Estudos da própria ONU dizem que, nos padrões de hoje, não alcançaremos o objetivo de limitar a 2 graus Celsius o aumento da temperatura na Terra – ficaremos com pelo menos 2,7 graus no fim do século. Para intensificar as medidas de adequação será preciso um fundo anual de US$100 bilhões, sobre o qual não há acordo entre possíveis financiadores.
Não é o único complicador. Relatório da Corporate Accountability International (24/11) entra no pantanoso terreno das finanças das corporações patrocinadoras das negociações sobre o clima. São empresas petrolíferas e de outros combustíveis fósseis, bancos, geradoras de energia etc. Segundo o relatório, contar com elas é como “contratar uma raposa para guardar um galinheiro”.
Como fazer, então, se a Agência Internacional de Energia diz (10/11) que as fontes “limpas” não garantem que fiquemos nos limites adequados ? E até 2040, na marcha atual, as renováveis devem representar apenas 15% do total do investimento no mundo – US$7,4 trilhões. Os combustíveis fósseis receberam subsídios de US$ 490 bilhões em 2014. Pouco menos que isso seria necessário investir em tecnologias de renováveis até 2030. Além disso, será preciso eliminar as usinas que queimam carvão, as mais poluidoras – mas que fornecem principalmente aos setores mais pobres (e há 1,2 bilhão de pessoas sem energia no mundo).

De fato, o total das emissões , que em 1990 era de 38 gigatoneladas anuais (com os EUA como maior emissor), em 2010 já está perto de 50 gigatoneladas (agora a China é o maior emissor com 23%, seguida dos EUA, com 15,5%). Se nada mudar, diz o PNUMA, poderemos ter aumento da temperatura entre 3 e 3,5 graus no fim do século.O estudioso Bill McKibben calcula em 556 gigatoneladas o máximo de dióxido de carbono que poderemos colocar na atmosfera sem ultrapassar 2 graus no aumento da temperatura.
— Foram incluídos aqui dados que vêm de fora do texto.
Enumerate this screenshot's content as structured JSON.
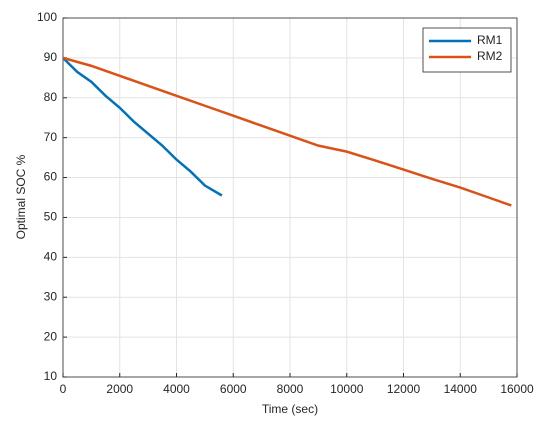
{
  "chart_data": {
    "type": "line",
    "xlabel": "Time (sec)",
    "ylabel": "Optimal SOC %",
    "xlim": [
      0,
      16000
    ],
    "xticks": [
      0,
      2000,
      4000,
      6000,
      8000,
      10000,
      12000,
      14000,
      16000
    ],
    "ylim": [
      10,
      100
    ],
    "yticks": [
      10,
      20,
      30,
      40,
      50,
      60,
      70,
      80,
      90,
      100
    ],
    "grid": true,
    "legend": "northeast",
    "series": [
      {
        "name": "RM1",
        "color": "#0072bd",
        "x": [
          0,
          500,
          1000,
          1500,
          2000,
          2500,
          3000,
          3500,
          4000,
          4500,
          5000,
          5600
        ],
        "values": [
          90,
          86.5,
          84,
          80.5,
          77.5,
          74,
          71,
          68,
          64.5,
          61.5,
          58,
          55.5
        ]
      },
      {
        "name": "RM2",
        "color": "#d95319",
        "x": [
          0,
          1000,
          2000,
          3000,
          4000,
          5000,
          6000,
          7000,
          8000,
          9000,
          10000,
          11000,
          12000,
          13000,
          14000,
          15000,
          15800
        ],
        "values": [
          90,
          88,
          85.5,
          83,
          80.5,
          78,
          75.5,
          73,
          70.5,
          68,
          66.5,
          64.3,
          62,
          59.7,
          57.5,
          55,
          53
        ]
      }
    ]
  }
}
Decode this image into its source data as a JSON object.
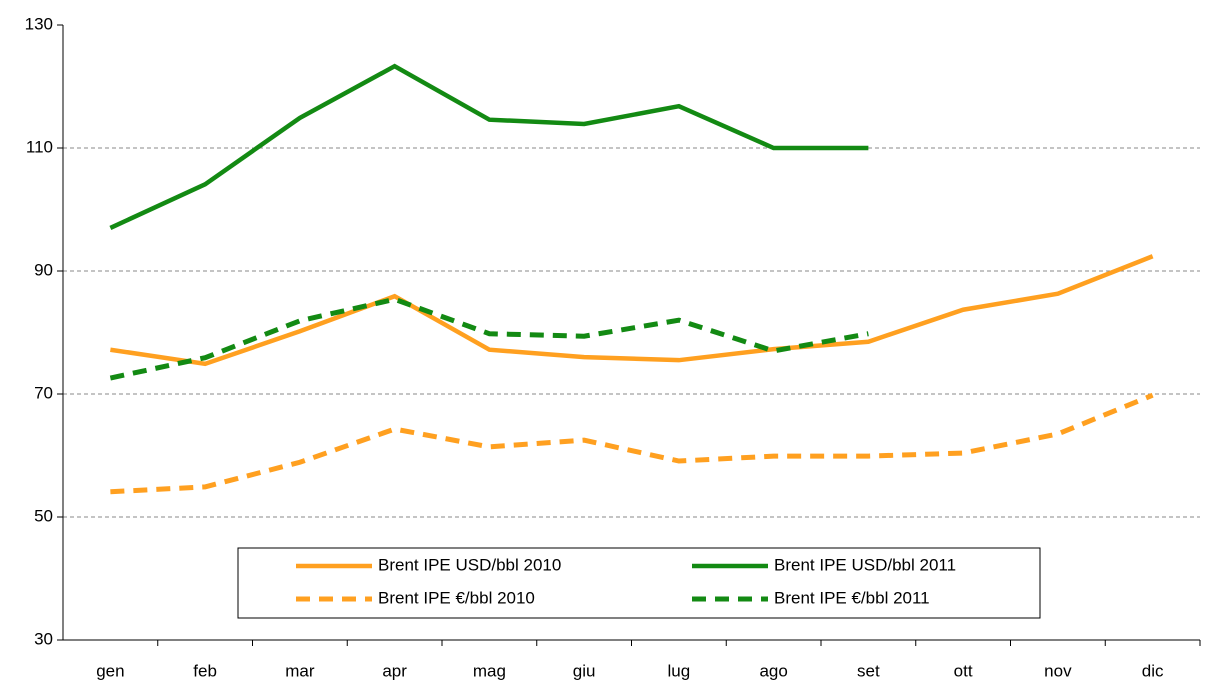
{
  "chart_data": {
    "type": "line",
    "categories": [
      "gen",
      "feb",
      "mar",
      "apr",
      "mag",
      "giu",
      "lug",
      "ago",
      "set",
      "ott",
      "nov",
      "dic"
    ],
    "series": [
      {
        "name": "Brent IPE USD/bbl 2010",
        "color": "#ffa020",
        "dashed": false,
        "values": [
          77.2,
          74.9,
          80.2,
          85.9,
          77.2,
          76.0,
          75.5,
          77.3,
          78.5,
          83.7,
          86.3,
          92.4
        ]
      },
      {
        "name": "Brent IPE USD/bbl 2011",
        "color": "#138a13",
        "dashed": false,
        "values": [
          97.0,
          104.1,
          114.9,
          123.3,
          114.6,
          113.9,
          116.8,
          110.0,
          110.0,
          null,
          null,
          null
        ]
      },
      {
        "name": "Brent IPE €/bbl 2010",
        "color": "#ffa020",
        "dashed": true,
        "values": [
          54.1,
          54.9,
          58.9,
          64.3,
          61.4,
          62.5,
          59.1,
          59.9,
          59.9,
          60.4,
          63.5,
          69.8
        ]
      },
      {
        "name": "Brent IPE €/bbl 2011",
        "color": "#138a13",
        "dashed": true,
        "values": [
          72.6,
          75.9,
          81.9,
          85.4,
          79.8,
          79.4,
          82.0,
          77.0,
          79.8,
          null,
          null,
          null
        ]
      }
    ],
    "ylim": [
      30,
      130
    ],
    "yticks": [
      30,
      50,
      70,
      90,
      110,
      130
    ],
    "grid": true
  }
}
No Brasil, seria um despautério globalse queimássemos todas as reservas de combustíveis, inclusive no pré-sal
Há avanços importantes. Nos EUA, o presidente Obama rejeitou a proposta de construir o oleoduto Keystone XL, ligando o Canadá ao Golfo do México e depois espalhando-se pelo centro dos Estados Unidos, com passagem inclusive pelo Aquífero Ogalalla – o que seria inadmissível. A Grã-Bretanha fechará todas as suas usinas a carvão em poucos anos (elas geram 30% do total da energia no país) e passará para o gás e a energia nuclear (também discutível).
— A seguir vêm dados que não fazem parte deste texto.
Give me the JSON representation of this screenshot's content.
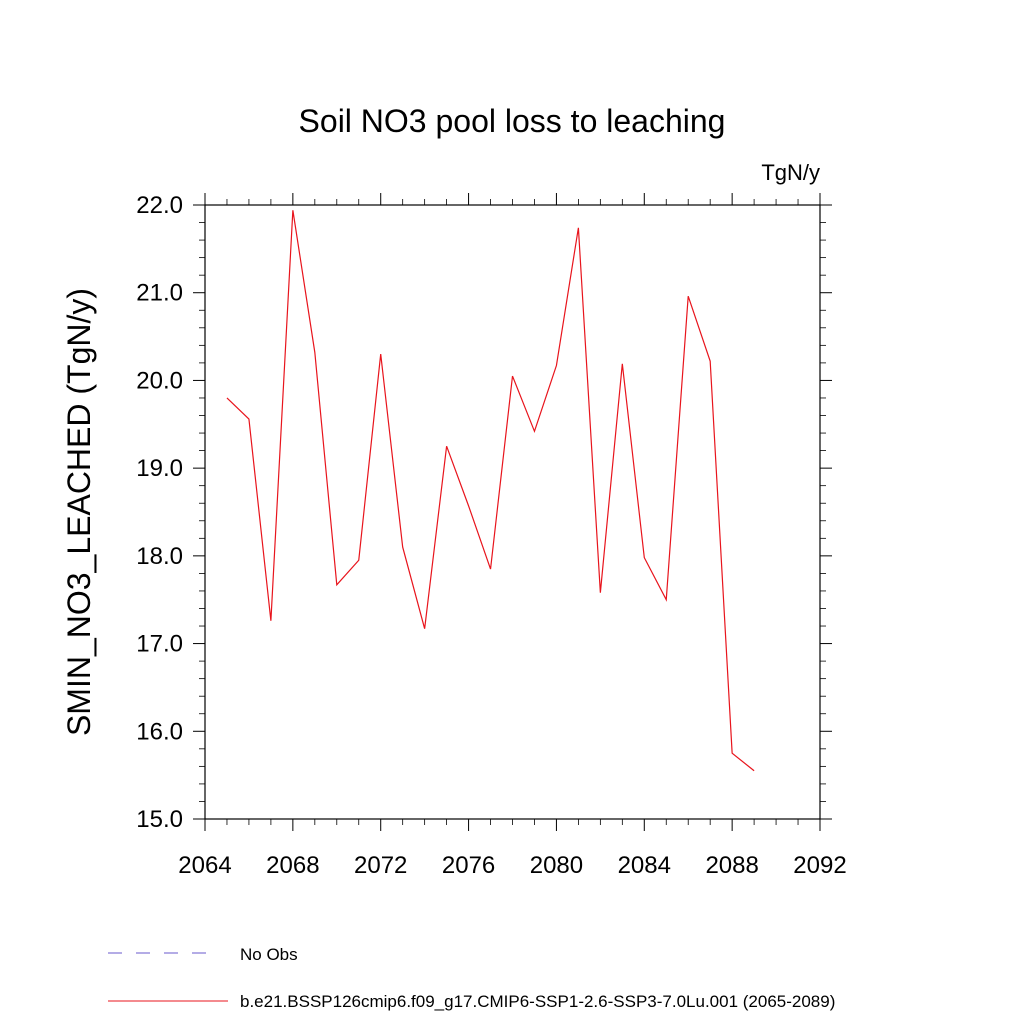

Mas também seguem as advertências. A ONU tem alertado o Brasil (ESTADO, 7/11) sobre o crescimento preocupante das emissões de poluentes nas cidades e pelo complexo industrial, segundo as palavras de Achim Steiner, do PNUMA. O jornal “Le Monde” (25/11) tem assinalado a dificuldade crescente de a floresta brasileira regular o clima (em 40 anos, diz, 63 mil quilômetros quadrados de florestas foram abatidos;e 2004, foram 27.772 km2; em 2013, pouco mais de 5 mil; o Brasil já perdeu na região mais de 200 mil quilômetros quadrados de florestas, mais que o território do Reino Unido ). No Cerrado, perto de 40% já foram desmatados.
Do lado mais otimista, o respeitado cientista Carlos Nobre, do INPE, lembra que estamos com emissões de 7,5 toneladas por pessoa/ano, mas poderemos chegar a 4 toneladas anuais em 2030 e 2 toneladas em 2050 (Eco 21, setembro). A própria presidente da República tem afirmado que temos condição de recuperar 15 milhões de hectares de pastagens degradadas e reimplantar florestas em 5 milhões de hectares.
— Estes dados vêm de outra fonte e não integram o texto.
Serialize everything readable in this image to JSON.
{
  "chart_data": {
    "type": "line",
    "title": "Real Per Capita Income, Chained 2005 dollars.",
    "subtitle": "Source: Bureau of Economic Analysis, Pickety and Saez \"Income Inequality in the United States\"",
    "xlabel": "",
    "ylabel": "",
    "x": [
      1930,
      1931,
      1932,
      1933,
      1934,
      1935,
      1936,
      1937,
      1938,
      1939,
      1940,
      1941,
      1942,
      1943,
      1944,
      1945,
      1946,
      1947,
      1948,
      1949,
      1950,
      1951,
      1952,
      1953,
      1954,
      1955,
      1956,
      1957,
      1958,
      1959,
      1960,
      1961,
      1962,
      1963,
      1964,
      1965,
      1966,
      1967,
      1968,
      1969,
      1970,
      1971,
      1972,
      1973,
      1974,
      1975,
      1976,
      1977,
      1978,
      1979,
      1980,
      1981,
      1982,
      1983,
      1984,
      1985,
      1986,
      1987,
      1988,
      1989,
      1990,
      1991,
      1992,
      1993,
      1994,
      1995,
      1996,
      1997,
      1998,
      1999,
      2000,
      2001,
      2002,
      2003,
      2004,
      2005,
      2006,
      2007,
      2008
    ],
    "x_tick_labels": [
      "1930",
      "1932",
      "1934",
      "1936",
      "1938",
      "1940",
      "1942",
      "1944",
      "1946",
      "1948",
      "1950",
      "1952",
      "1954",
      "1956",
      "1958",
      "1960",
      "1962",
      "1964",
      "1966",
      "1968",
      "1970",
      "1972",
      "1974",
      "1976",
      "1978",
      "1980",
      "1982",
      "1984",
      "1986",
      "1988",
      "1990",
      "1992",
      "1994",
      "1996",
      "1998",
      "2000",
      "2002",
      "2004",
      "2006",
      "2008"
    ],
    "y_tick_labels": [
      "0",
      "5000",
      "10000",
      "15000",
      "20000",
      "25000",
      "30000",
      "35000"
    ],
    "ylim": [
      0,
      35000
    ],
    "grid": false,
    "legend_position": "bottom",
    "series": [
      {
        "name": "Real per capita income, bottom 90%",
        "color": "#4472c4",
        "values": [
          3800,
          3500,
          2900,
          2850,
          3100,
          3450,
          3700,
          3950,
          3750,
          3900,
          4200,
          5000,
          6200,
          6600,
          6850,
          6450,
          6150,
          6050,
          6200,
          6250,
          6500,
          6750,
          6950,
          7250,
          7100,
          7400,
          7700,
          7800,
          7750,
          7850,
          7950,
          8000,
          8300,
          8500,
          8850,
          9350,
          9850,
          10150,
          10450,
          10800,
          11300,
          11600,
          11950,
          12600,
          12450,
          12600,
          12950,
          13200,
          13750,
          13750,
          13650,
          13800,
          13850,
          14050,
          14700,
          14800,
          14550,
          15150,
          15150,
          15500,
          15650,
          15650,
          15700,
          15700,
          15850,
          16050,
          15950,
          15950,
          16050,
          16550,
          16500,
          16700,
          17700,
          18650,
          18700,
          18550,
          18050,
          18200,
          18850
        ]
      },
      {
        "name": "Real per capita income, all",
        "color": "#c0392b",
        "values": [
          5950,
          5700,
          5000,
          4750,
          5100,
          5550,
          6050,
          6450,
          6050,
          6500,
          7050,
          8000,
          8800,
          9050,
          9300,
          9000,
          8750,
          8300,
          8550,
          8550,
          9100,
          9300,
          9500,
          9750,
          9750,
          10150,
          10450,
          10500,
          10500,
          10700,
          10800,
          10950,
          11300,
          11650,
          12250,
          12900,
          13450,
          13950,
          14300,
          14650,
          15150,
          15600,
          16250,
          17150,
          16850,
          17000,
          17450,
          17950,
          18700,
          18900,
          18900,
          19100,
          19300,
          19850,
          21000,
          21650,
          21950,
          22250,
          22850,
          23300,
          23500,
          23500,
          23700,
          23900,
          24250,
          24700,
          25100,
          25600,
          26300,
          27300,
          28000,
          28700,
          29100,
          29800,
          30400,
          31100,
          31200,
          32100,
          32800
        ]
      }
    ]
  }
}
É importante que tudo isso aconteça, que se detenha a progressão de temperaturas em cidades como São Paulo e Rio de Janeiro, que se implante de fato um Plano Nacional de Adaptação à Mudança do Clima em 11 setores. Muito tem de ser feito. Não é por acaso que se reúnem em Paris os chefes de governo. Não será para trocar amabilidades.